On day 2 of Google I/O Developers Conference, Google announced their new IaaS or Infrastructure-as-a-Service called Compute Engine. The Google Compute Engine allows users or businesses to run their application on the same infrastructure that is powering Google itself.

With Google Compute Engine, it provides more efficiency and scalability with 50% more computing power compared to other cloud service providers like Amazon, Rackspace or Microsoft.
According to Sundar Pichai, Google’s senior vice president for Chrome and Apps: “You all now have access to what we have had internally at Google,” and “We can’t wait to see what you all build next.”
Google Compute Engine, GCE for short, is a service like Amazon or Microsoft is offering, except that you will be using the very same infrastructure Google has been using for so many years now. It offers different levels of computing power using Linux Operating System.
According to Michael Crandell, CEO and founder of RightScale: “When you create a Google Compute Engine account and use their resources, they provide a private network, a LAN of sorts that spans different regions. For example, if you set up an architecture to replicate a database from region A to region B, in the Google cloud, you don’t need to traverse the public Internet to do it. You’re using their private network.”
The whole structure of Google Compute Engine is considered as a single network, thus making it easier for building cross-regional architectures. Google will most probably expand Compute Engine to other territories outside the US.
Google Compute Engine offers a faster booting time compared to other system and everything is automatically encrypted in Compute Engine, unlike in Amazon S3 which is optional.

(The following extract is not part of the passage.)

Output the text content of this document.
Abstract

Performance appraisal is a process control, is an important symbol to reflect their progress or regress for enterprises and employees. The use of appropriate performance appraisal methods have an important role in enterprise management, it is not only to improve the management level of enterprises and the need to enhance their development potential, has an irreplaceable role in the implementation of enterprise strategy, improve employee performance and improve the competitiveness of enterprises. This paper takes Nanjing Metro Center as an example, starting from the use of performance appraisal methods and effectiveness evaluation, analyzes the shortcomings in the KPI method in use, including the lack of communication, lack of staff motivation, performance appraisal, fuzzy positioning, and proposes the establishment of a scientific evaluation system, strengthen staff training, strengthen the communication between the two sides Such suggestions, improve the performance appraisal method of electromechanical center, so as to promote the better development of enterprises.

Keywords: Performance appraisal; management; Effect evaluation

Currently Google is only accepting limited access for new accounts as the Compute Engine is still in the preview phase. You can create a Linux Virtual Machine with an option of 1 core up to 8 cores and 3.75GB RAM per core. For the Virtual Machines, you can choose from Ubuntu 12.04 or CentOS 6.2, both are 64-bit Linux Operatin Systems.
The Google Compute Engine’s, or CGE’s, Virtual Machine have access to Google Cloud Storage and can be used in together with Google App Engine, one of Google’s Platform-as-a-Service (PaaS).

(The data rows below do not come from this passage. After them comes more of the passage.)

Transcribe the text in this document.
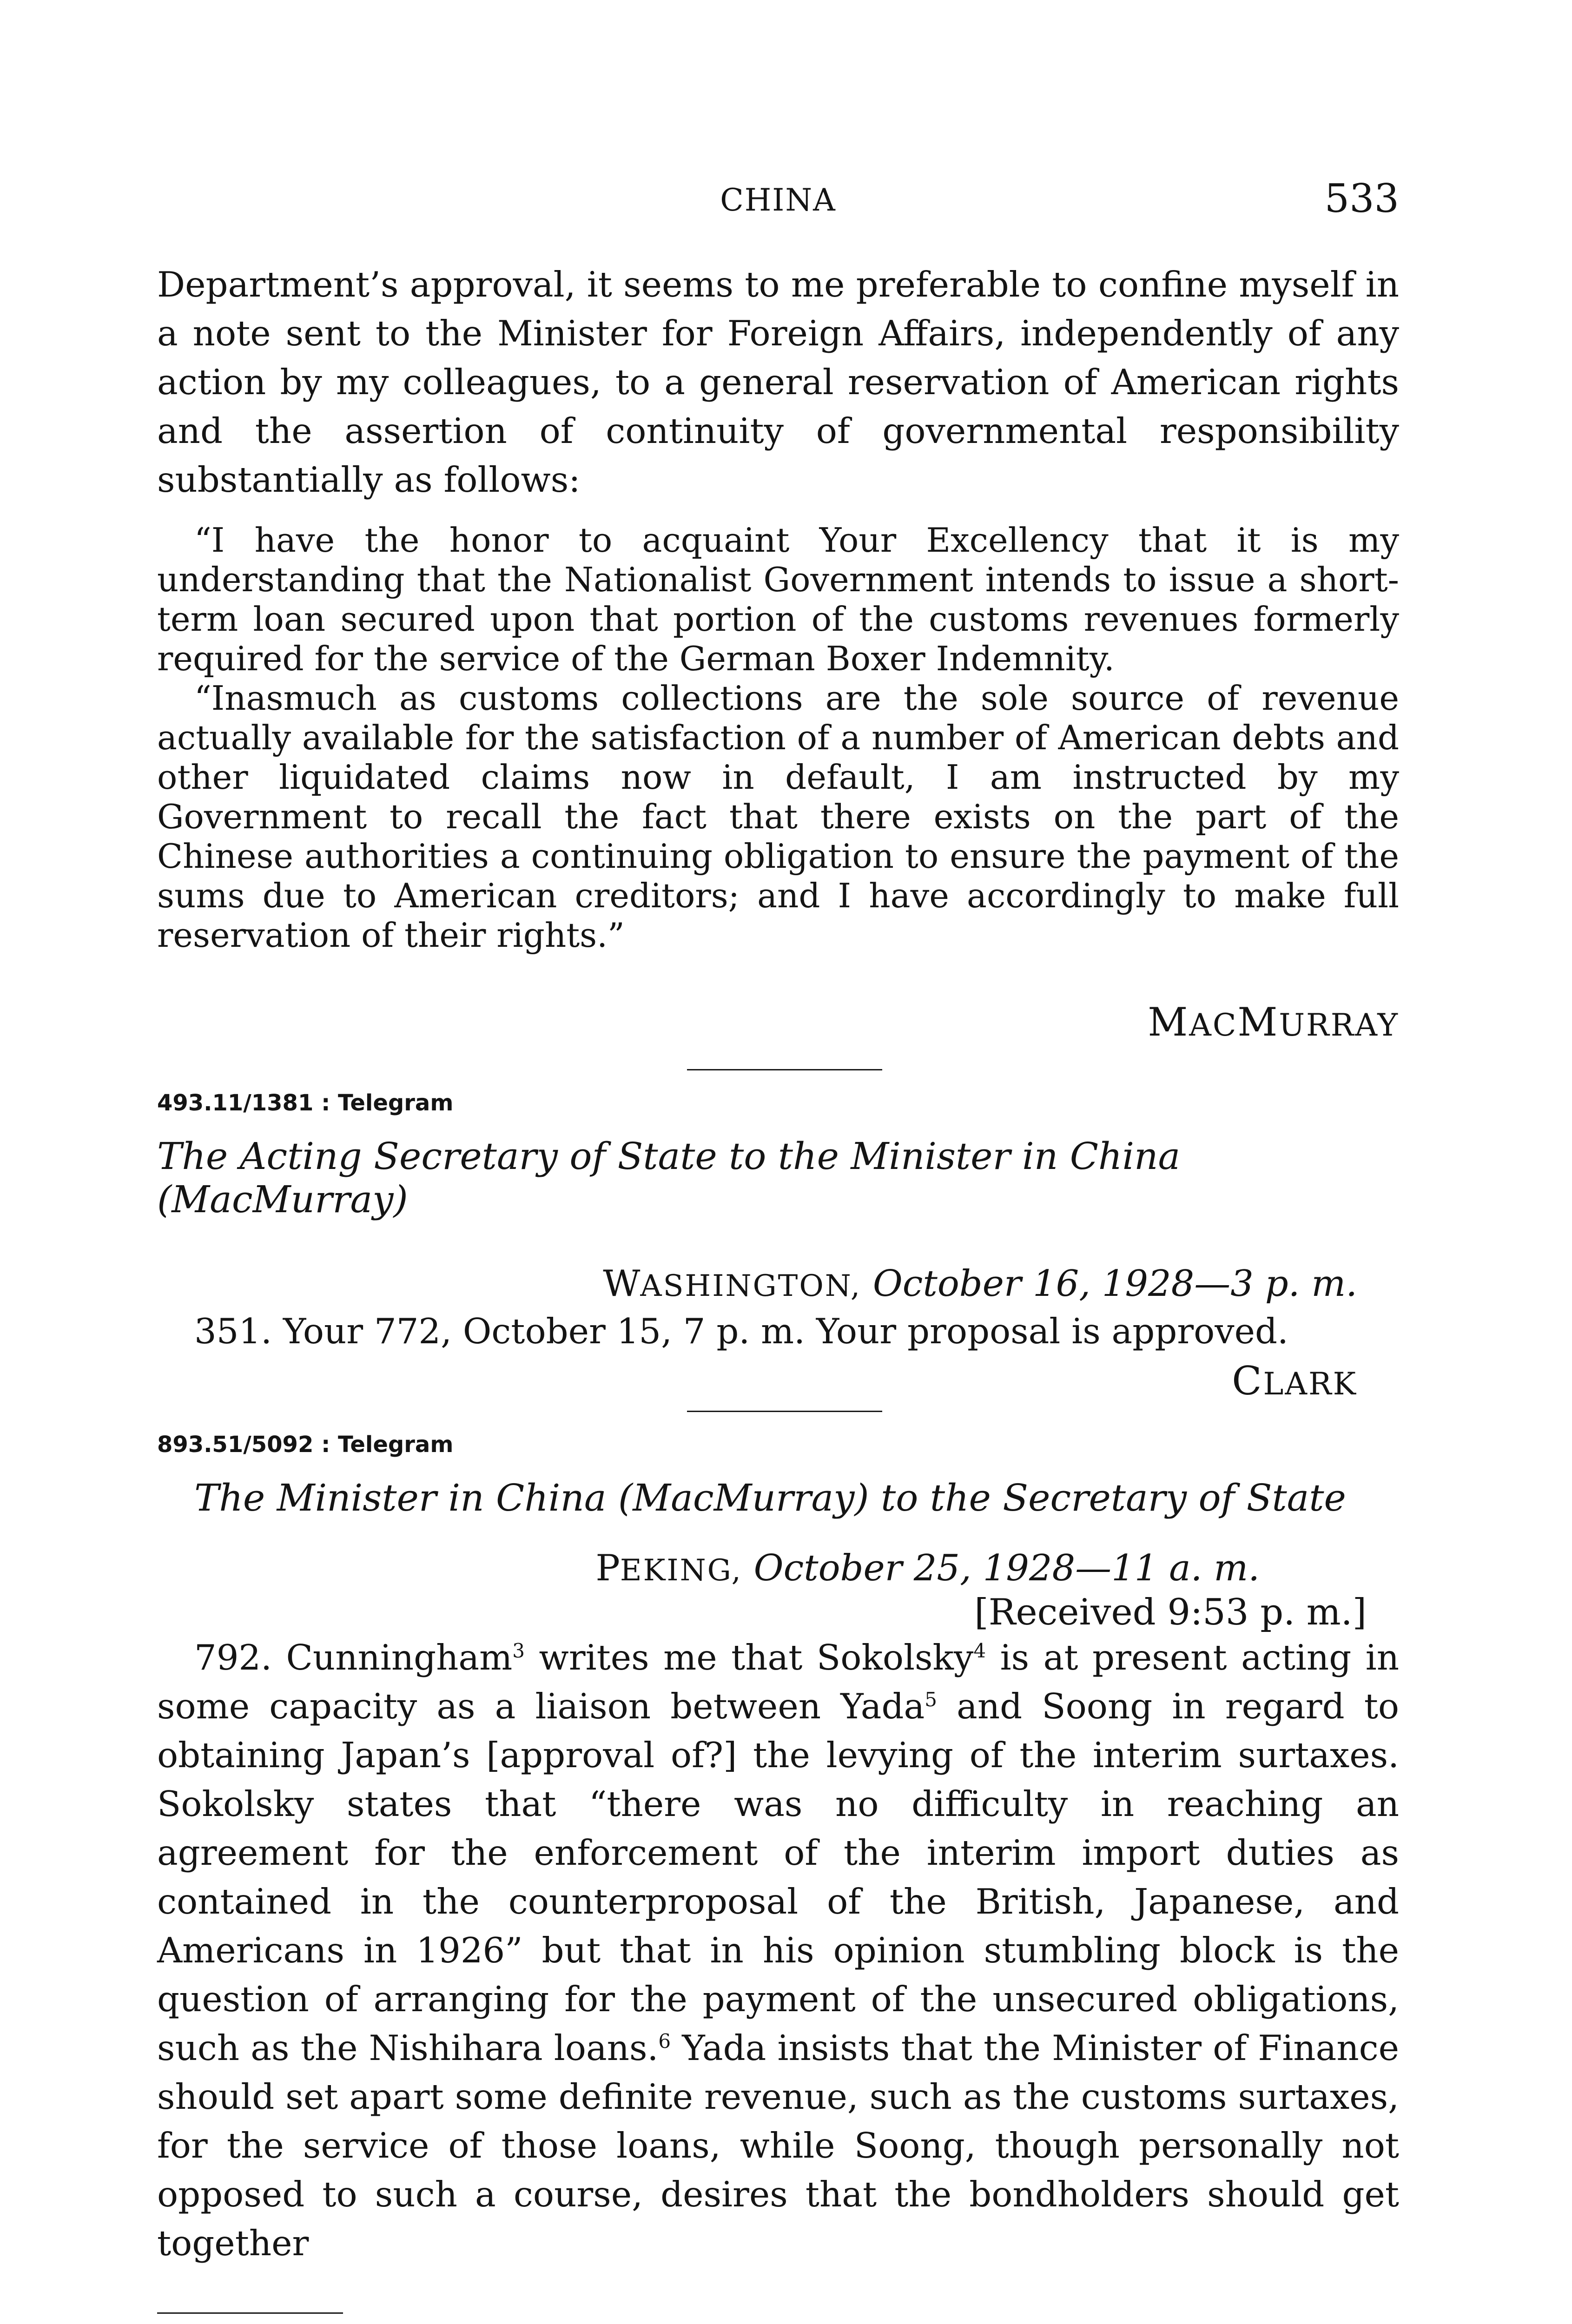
CHINA	533

Department’s approval, it seems to me preferable to confine myself in a note sent to the Minister for Foreign Affairs, independently of any action by my colleagues, to a general reservation of American rights and the assertion of continuity of governmental responsibility substantially as follows:

“I have the honor to acquaint Your Excellency that it is my understanding that the Nationalist Government intends to issue a short-term loan secured upon that portion of the customs revenues formerly required for the service of the German Boxer Indemnity.

“Inasmuch as customs collections are the sole source of revenue actually available for the satisfaction of a number of American debts and other liquidated claims now in default, I am instructed by my Government to recall the fact that there exists on the part of the Chinese authorities a continuing obligation to ensure the payment of the sums due to American creditors; and I have accordingly to make full reservation of their rights.”

MACMURRAY
493.11/1381 : Telegram
The Acting Secretary of State to the Minister in China (MacMurray)
WASHINGTON, October 16, 1928—3 p. m.

351. Your 772, October 15, 7 p. m. Your proposal is approved.

CLARK
893.51/5092 : Telegram
The Minister in China (MacMurray) to the Secretary of State
PEKING, October 25, 1928—11 a. m.
[Received 9:53 p. m.]

792. Cunningham$^3$ writes me that Sokolsky$^4$ is at present acting in some capacity as a liaison between Yada$^5$ and Soong in regard to obtaining Japan’s [approval of?] the levying of the interim surtaxes. Sokolsky states that “there was no difficulty in reaching an agreement for the enforcement of the interim import duties as contained in the counterproposal of the British, Japanese, and Americans in 1926” but that in his opinion stumbling block is the question of arranging for the payment of the unsecured obligations, such as the Nishihara loans.$^6$ Yada insists that the Minister of Finance should set apart some definite revenue, such as the customs surtaxes, for the service of those loans, while Soong, though personally not opposed to such a course, desires that the bondholders should get together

As for Google Compute Engine’s Pricing, below are the details:
CGE Machine Type Pricing
| Configuration | Virtual Cores | Memory | Google Compute Engine Unit (GCEU) | Local disk | Price/Hour | $/GCEU/hour |
| n1-standard-1-d | 1 | 3.75GB | 2.75 | 420GB | $0.145 | 0.053 |
| n1-standard-2-d | 2 | 7.5GB | 5.5 | 870GB | $0.29 | 0.053 |
| n1-standard-4-d | 4 | 15GB | 11 | 1770GB | $0.58 | 0.053 |
| n1-standard-8-d | 8 | 30GB | 22 | 2x 1770GB | $1.16 | 0.053 |
CGE Network Pricing
| Ingress | Free |
| Egress to the same Zone. | Free |
| Egress to a different Cloud service within the same Region | Free |
| Egress to a different Zone in the same Region (per GB) | $0.01 |
| Egress to a different Region within the US | $0.01 |
| Inter-continental Egress | At Internet Egress Rate |
Internet Egress (Americas/EMEA destination) per GB
0-1 TB in a month: $0.12
1-10 TB: $0.11
10+ TB: $0.08
Internet Egress (APAC destination) per GB
0-1 TB in a month: $0.21
1-10 TB: $0.18
10+ TB: $0.15
CGE Persistent Pricing
Provisioned space: $0.10 GB/month
Snapshot storage: $0.125 GB/month
IO Operations: $0.10 per million
CGE IP Address Pricing
Static IP address (assigned but unused): $0.01 per hour
Ephemeral IP address (attached to instance): Free
Prices are subject to change without prior notice.